1911 census...James [35] was a tailor living at 3 Oxborough Terrace, King Edward Road, Newmarket with his wife Kate and their children Florence Beatrice [7] Maud Lilian [4] and Ivy Mary [1], all bornin Newmarket.

This is another case of Exning Road being recorded in the census as Exning rather than Newmarket.

His entry in "Our Exning Heroes" reads:
"Born on Exning Road, and educated at All Saints School, he was working as a tailor at Messrs. Golding and Sons' when war broke out. He took a great interest in the local Church Parades, and was an energetic worker of the Shepherd's Club. He was in the Volunteers for many years, and also joined the National Reserves, through which he succeeded in joining up. He went to France in December, 1916, and was a regimental tailor to the 24th Suffolks; but when there was a great shortage of men, after the German offensive in the spring of 1917, he was, with all cooks and stores men, rushed into the line, and met his death, by a rifle bullet through the head, on April 28th, 1917." [ there was no 24th Battalion, this should read 2nd/4th. ]

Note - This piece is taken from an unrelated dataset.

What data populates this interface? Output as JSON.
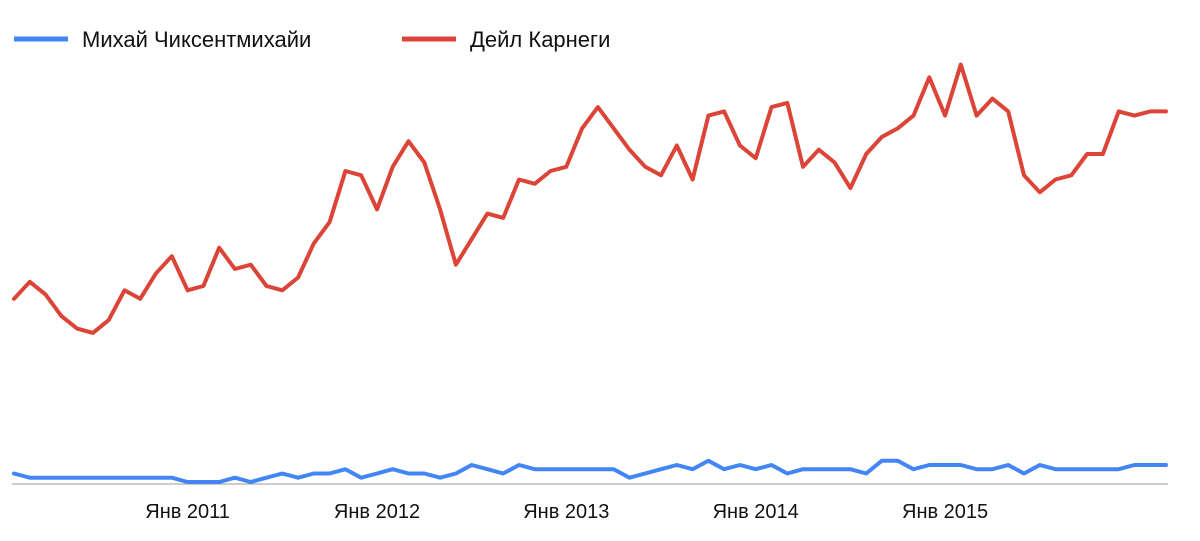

On April 28th 1917 an attack on a front of about eight miles was launched by the British and Canadian troops, the 12th Division making their thrust between the Scarpe and Monchy. The 7th Suffolks went over the top at 4:45am to attack the new Blue Line, passed through the 5th Royal Berkshire Regiment, who had captured Bayonet trench and also some 150 yards of Rifle trench. They immediately came under the most devastating machine gun fire from Roeux, which the troops operating on the north side of the Scarpe had not yet taken, and suffered very heavy losses. Parts of the various companies managed to reach the first objective but were unable to gain further ground. All the officers except the Colonel and the Adjutant having been killed or wounded, these small parties returned to the Black Line as soon as it grew dark, and at 1 am the battalion (now reduced to 190 effectives) withdrew to the support line.
James' battalion, the 7th, had 95 killed on a bad day for the Suffolk Regiment, as the 11th Battalion also lost 107 men killed in the Roeux Chemical Works attack. Of these 202 men, 169 have no identified grave, being commemorated on the Arras Memorial at Faubourg d'Amiens.

No known grave - James is commemorated on the Arras Memorial, France- Ref:Bay 4
and is also commemorated on the Roll of Honour in St Philip & St Etheldreda's Church, Exning Road.